What was the biggest hurdle in getting a new owner for Jet?

The uniqueness of this sector was a challenge. Jet is the first company in the service sector of this size. Payments to multiple global lenders, refunds to passengers, and the number of employees made it a complex case.

How did you deal with it?

The last airline to go bankrupt was Kingfisher, at that time there was no IBC. Jet is the first in the aviation sector, so we didn’t have a bible to go by. It is a unique case that needed unique solutions. So you roll up your sleeves and, and one by one try to unravel the issues, understand the challenges, and find the solutions.

The first challenge was to get the full picture. At the time when we took over Jet, its directors had resigned, we had to make do with the junior team and a handful of managerial staff. They didn’t know the full picture at all. They spoke to the former bankers who had lent money to the company, got to know what had happened from their perspective, and then try to correlate it with what’s happening in the company. It was like putting pieces of a puzzle together. The other challenge was the pressure of managing the aircraft which lose value if undermanaged, so the employees of Jet made an asset preservation team to maintain the aircraft.

Do you think now Jet can survive?

We are certainly very hopeful, and certainly very positive. If I didn’t have the optimism, probably I would have given up long back. But we kept at it and that’s why we are here today. Given that Jet’s acceptability remains so high I feel that if Jet revives, and starts selling tickets, there’ll be a huge number of takers.

Did you at any point think it was end of the road for Jet?

After three rounds of effort, this was going to be the last effort. That was very clear I pressed it with the lenders that there’s no point going on because there is a cost they are paying too.
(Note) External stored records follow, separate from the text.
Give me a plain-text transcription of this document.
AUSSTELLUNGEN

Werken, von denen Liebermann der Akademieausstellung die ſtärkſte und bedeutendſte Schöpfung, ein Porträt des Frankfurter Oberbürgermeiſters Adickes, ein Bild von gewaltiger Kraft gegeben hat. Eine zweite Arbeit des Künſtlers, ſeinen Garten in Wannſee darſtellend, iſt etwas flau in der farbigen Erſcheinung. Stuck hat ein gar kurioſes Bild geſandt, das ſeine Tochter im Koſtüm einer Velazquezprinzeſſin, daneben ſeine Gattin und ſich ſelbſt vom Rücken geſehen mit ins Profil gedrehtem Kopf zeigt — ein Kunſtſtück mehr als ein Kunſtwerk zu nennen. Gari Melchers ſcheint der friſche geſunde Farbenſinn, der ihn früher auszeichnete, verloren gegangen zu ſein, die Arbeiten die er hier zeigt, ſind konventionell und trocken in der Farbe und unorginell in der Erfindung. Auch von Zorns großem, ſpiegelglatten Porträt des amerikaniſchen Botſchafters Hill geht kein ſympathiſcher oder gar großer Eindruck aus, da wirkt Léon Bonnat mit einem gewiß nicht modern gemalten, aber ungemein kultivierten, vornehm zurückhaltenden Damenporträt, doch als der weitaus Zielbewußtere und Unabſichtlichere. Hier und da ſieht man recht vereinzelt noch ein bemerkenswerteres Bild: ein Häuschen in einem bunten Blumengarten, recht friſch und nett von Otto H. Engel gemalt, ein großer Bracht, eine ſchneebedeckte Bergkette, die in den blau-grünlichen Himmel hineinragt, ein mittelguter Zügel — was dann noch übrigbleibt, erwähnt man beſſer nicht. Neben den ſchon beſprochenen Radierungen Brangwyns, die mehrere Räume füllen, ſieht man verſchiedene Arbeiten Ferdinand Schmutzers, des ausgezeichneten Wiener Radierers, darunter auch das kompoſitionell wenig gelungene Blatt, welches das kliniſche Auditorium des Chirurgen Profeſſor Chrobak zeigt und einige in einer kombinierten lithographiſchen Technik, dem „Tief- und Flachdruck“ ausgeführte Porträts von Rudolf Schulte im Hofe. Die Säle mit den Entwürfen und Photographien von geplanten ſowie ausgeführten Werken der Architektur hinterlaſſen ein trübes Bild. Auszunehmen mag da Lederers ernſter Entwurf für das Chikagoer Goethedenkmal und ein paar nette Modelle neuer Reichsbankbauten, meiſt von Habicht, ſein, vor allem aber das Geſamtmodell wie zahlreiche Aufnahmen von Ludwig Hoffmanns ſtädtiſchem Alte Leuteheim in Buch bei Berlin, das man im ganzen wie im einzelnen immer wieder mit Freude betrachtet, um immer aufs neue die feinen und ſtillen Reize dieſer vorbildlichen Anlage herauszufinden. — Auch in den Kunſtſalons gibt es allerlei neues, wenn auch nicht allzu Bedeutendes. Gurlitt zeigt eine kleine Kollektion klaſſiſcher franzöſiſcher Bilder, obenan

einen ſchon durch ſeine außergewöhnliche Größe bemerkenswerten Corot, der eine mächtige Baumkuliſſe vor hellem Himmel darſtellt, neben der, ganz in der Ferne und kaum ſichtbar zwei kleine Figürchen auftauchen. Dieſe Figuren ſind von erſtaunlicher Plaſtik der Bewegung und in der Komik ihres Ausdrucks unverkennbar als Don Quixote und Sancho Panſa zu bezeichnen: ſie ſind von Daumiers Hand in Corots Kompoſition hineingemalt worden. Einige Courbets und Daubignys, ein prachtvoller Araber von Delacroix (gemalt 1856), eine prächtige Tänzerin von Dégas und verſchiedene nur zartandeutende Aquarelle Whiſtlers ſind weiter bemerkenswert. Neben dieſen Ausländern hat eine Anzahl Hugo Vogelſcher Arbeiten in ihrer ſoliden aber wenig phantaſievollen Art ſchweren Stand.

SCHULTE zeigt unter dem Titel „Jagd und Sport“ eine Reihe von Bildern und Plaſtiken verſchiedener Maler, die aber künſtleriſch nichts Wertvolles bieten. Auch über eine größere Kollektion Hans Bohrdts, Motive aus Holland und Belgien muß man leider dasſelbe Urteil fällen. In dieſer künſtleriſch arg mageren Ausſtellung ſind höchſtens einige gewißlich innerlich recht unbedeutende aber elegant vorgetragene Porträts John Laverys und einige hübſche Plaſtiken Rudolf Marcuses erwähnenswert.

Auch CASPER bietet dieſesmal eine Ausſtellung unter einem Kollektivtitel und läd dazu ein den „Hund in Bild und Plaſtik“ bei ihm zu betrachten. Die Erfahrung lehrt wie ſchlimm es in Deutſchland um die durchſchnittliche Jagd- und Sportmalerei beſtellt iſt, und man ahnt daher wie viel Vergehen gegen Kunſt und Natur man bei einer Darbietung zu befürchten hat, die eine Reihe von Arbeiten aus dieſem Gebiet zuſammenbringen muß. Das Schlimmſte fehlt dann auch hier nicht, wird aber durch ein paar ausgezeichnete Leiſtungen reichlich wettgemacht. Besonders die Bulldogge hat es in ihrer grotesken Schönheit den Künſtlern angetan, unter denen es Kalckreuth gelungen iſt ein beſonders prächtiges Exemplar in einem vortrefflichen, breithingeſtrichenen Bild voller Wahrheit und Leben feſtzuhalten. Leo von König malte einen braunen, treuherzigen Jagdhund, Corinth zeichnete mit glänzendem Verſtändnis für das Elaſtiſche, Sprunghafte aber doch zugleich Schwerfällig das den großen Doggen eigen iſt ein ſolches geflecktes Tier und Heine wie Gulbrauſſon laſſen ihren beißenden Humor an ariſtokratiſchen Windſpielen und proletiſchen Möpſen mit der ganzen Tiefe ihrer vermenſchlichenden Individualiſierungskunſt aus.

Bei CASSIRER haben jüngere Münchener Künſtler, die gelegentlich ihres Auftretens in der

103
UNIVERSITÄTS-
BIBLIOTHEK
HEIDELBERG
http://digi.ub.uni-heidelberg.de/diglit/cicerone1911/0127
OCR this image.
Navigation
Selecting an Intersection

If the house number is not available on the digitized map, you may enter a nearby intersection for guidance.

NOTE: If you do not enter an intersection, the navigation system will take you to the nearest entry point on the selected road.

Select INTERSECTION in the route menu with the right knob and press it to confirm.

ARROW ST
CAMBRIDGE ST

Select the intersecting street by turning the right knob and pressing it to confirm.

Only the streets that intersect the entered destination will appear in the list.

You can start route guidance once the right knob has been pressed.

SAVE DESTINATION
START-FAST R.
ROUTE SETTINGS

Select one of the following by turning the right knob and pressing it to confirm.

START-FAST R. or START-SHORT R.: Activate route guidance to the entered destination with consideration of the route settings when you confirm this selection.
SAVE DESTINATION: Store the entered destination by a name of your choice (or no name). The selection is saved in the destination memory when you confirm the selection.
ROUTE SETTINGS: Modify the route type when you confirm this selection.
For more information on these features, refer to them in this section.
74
We had already crossed 270 days (since the process started) and then we had taken a short extension from the court and March, just before Covid-lockdown but Covid had already started showing its colours.

That was when we thought it was the end and it may go down because of the way the aviation sector would be impacted, slots were underused by others too because of lower demand, aircraft were lying vacant and the lease rentals for them were lowered. But that became a good thing for us because all the airlines were facing a challenge and it became a level playing field. Then we started getting value buyers. So what was adversity, became an opportunity for us.

Do you think the IBC is effective in getting the best deal for banks or is it something that banks are settling for in the absence of other options?

Firstly, the banks compare liquidation value versus revival plan value. But in this case, they saw the actual value of what was coming out from protecting Jet. The banks looked at this in a very positive manner and looked at it as a national infrastructure brand that was greatly raised over 25 years. They told us that though, letting go would be way easier but Indian aviation needed and had the opportunity for growth and if possible, Jet should be a part of it.

Would you like to see any changes in the IBC rules to make it more efficient?

It’s new, it’s growing but it needs cross-border rules. Plus some guidelines around implementation post NCLT approval.